Est-ce alors un bon compromis moral ? Au même titre que l’élevage, le cirque, ce type de travail n’est-il pas un euphémisme qui ne désignerait qu’une déclinaison de l’exploitation animale, et ne serait donc qu’un compromis moral permettant d’accepter plus facilement pour les hommes qui y sont confrontés régulièrement des situations qui devraient cesser.
Le problème du travail volontaire des babouins réside dans le fait que la compensation qu’ils obtiennent de leur coopération par la récompense, ne fait que « compenser » leur travail durant l’expérience. En revanche, ils n’ont aucune compensation pour leur privation de liberté et leur enfermement dans des cages, leur privation de soleil, d’espace, de socialisation.

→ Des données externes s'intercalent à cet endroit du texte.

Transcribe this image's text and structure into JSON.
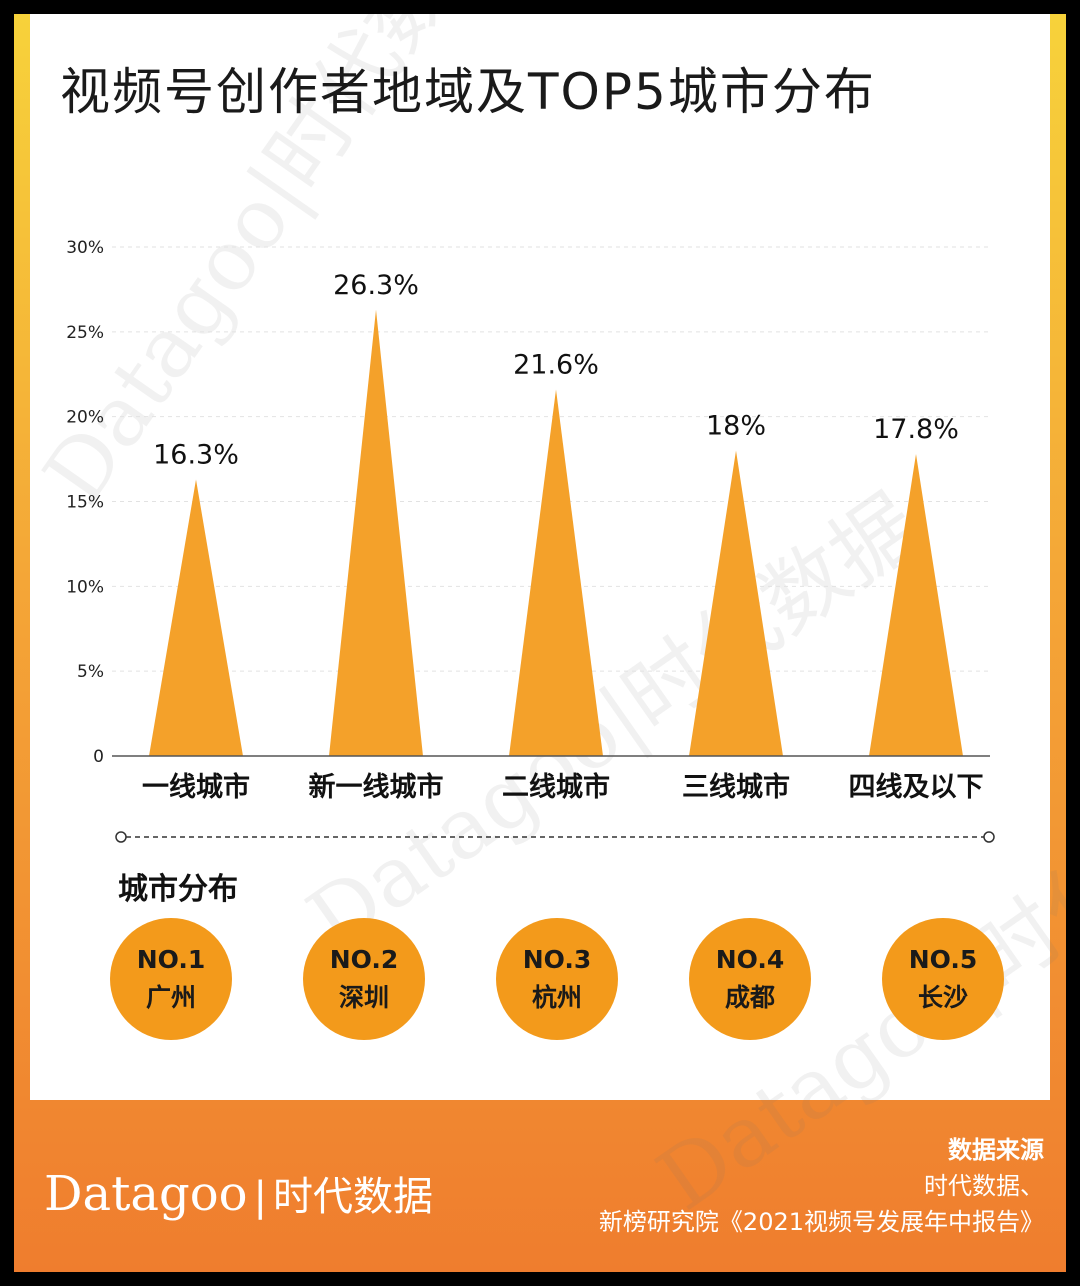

L’exemple d’expérience présentée par le laboratoire de psychologie cognitive de Marseille, dirigé par Johann Ziegler, est un idéal d’expérience : les singes ne sont pas mutilés, leur intégrité physique n’a pas été touchée, ils vivent en groupe, à l’extérieur, et sont libres de faire l’expérience quand ils veulent et le temps qu’ils veulent. Toutes les conditions d’une participation libre et volontaire sont donc réunies.

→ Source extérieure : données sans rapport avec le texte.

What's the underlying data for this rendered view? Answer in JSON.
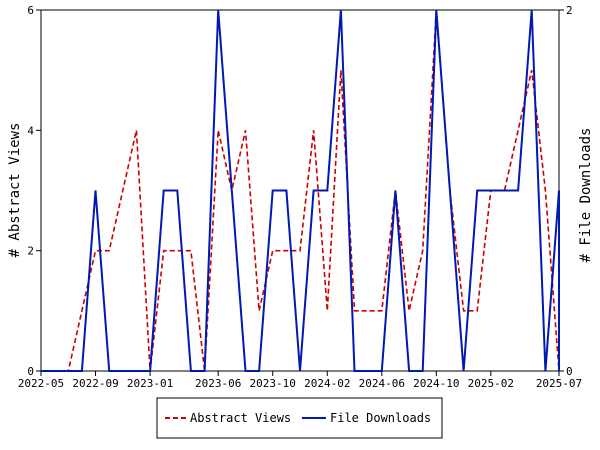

Un travail, une contrainte…
Le problème de ce type d’expériences est sa limite intrinsèque : si un animal peut travailler volontairement pour une récompense, il faut que l’expérience ne soit ni douloureuse ni traumatisante psychologiquement pour que la récompense puisse être à la hauteur. Or, comment des rongeurs se soumettraient volontairement au test de Draize ? Ou aux expériences de nages forcées ? Ou encore aux expériences de stress face à des congénères agressifs et dominants, sans issue possible ? Quelle que soit la récompense, une fois vécue, l’expérience ne serait être renouvelée par aucun animal.
Ceci m’a permis de conclure que l’approche par le travail des animaux et leur consentement, souvent utilisé par les expérimentophiles, s’avère finalement être un contre-argument : loin de prouver que les animaux y trouveraient leur compte – comme ce pourrait être le cas des chevaux dans un centre équestre ou même de poules élevées à l’air libre dans des conditions optimales ; cet argument prouve que très peu de situations permettraient de facto son application et qu’aucune récompense ne compenserait la souffrance, le stress et la privation de liberté inhérentes aux expériences. C’est pourquoi l’immense majorité des expériences ont lieu sous la contrainte, et que si l’animal ne s’y soumet pas, un choc électrique le remet en place. Vous parleriez de travail vous, si vous receviez plusieurs chocs électriques par jour, ou bien vous parleriez de sévices ? C’est peut-être en ces termes qu’il faut penser la question du travail dans l’expérimentation animale. Et se méfier des termes qu’on nous livre pour décrire cette réalité.